Inuit to sign self-governance agreement


While our 2007 SOI-IPY Arctic Expedition visits Northern Québec and the Baffin Island region of the Canadian Arctic, Inuit in Northern Québec have signed a historic agreement! A giant swath of land covering one-third of Québec is on track to become a self-governing region for the province’s 10,000 Inuit.

The following article was written by Bill Curry and appeared in Monday’s Globe and Mail:

OTTAWA — …To be called the Regional Government of Nunavik, it will have its own elected assembly representing Quebec’s 14 remote Inuit communities and a public service responsible for services normally delivered by provinces, such as education and health.

The Globe and Mail has obtained a copy of the agreement-in-principle between the Inuit, Quebec and Ottawa, which was initialled by the three sides last week, meaning it should be ready for a formal signing ceremony within weeks.
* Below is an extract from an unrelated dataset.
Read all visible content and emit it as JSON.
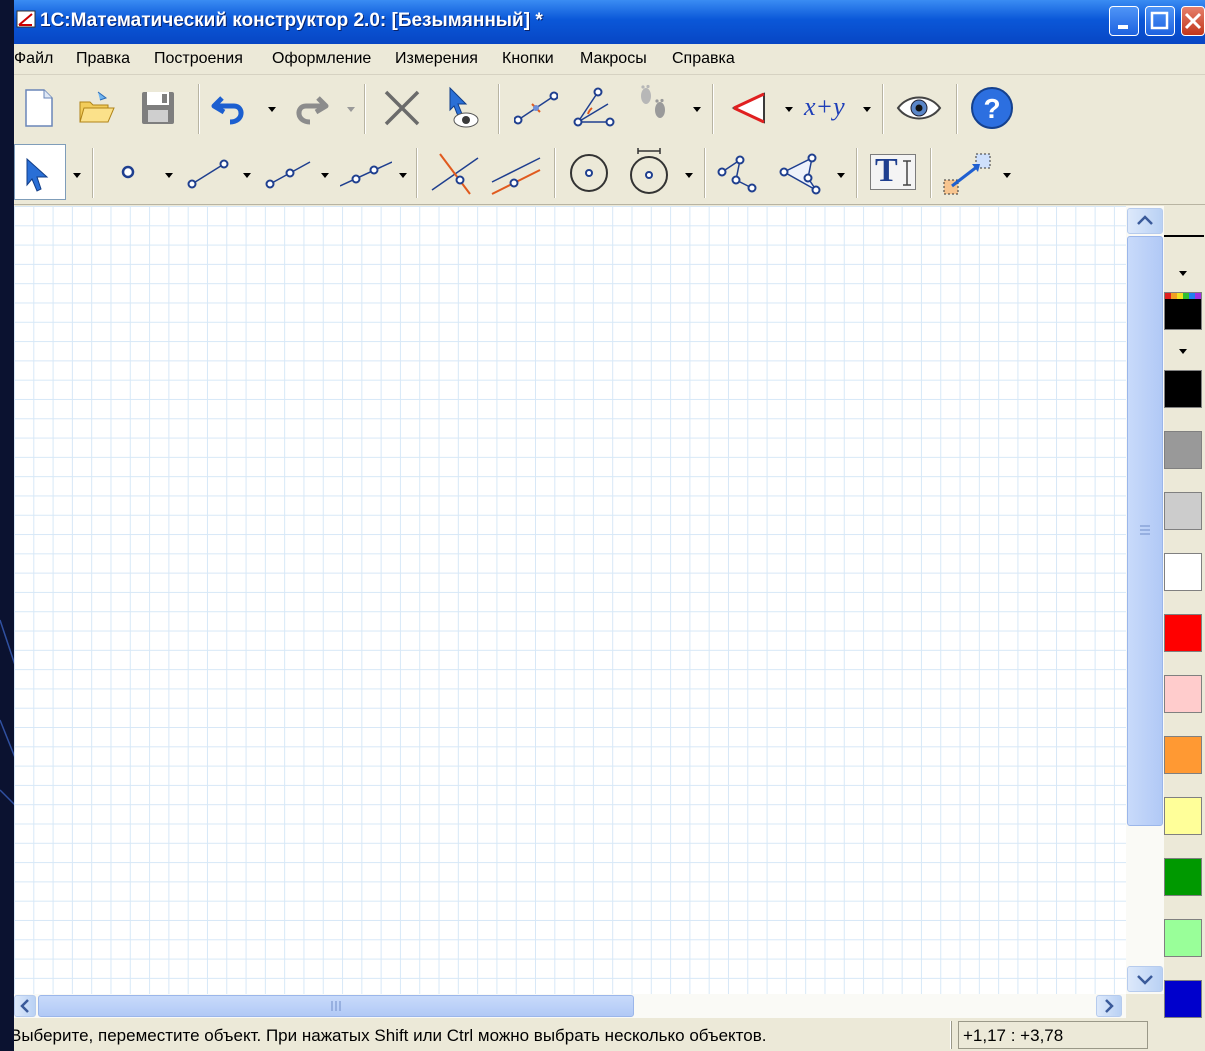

A final agreement would then follow and the Inuit hope the new government will be in place by 2009.

The Nunavik government would be unlike any other resolved aboriginal land claim in Canada, both because of the region’s massive size and because the system of government so closely resembles the British-inspired parliamentary systems found in Ottawa and provincial capitals.

Jean-François Arteau, the head legal adviser for the Quebec Inuit, said he would expect all future maps of Canada to include the Nunavik region, which uses the 55th parallel as a southern border and makes up one-third of Quebec.

“This is going to be a special territory that I think we should see on any map of Canada,” he said. “It’s something new. A regional government. That doesn’t exist anywhere.”

Though Nunavik will have close ties with its northern neighbour, the Inuit territory of Nunavut, it will remain part of Quebec and receive provincial funding to run traditionally provincial services, such as education. Ottawa will also contribute money and further revenue will come from taxes and royalties on natural-resources projects, which already generate millions each year for the Quebec Inuit.

In a sense, Nunavik will be like a territory of the province of Quebec. Because the existing territories of Yukon, Northwest Territories and Nunavut are not full provinces, the federal government continues to play a significant role in areas such as funding, regulations and the creation of parks. The Nunavik arrangement could be complicated by the fact that both Ottawa and Quebec City will retain all legal powers in the territory.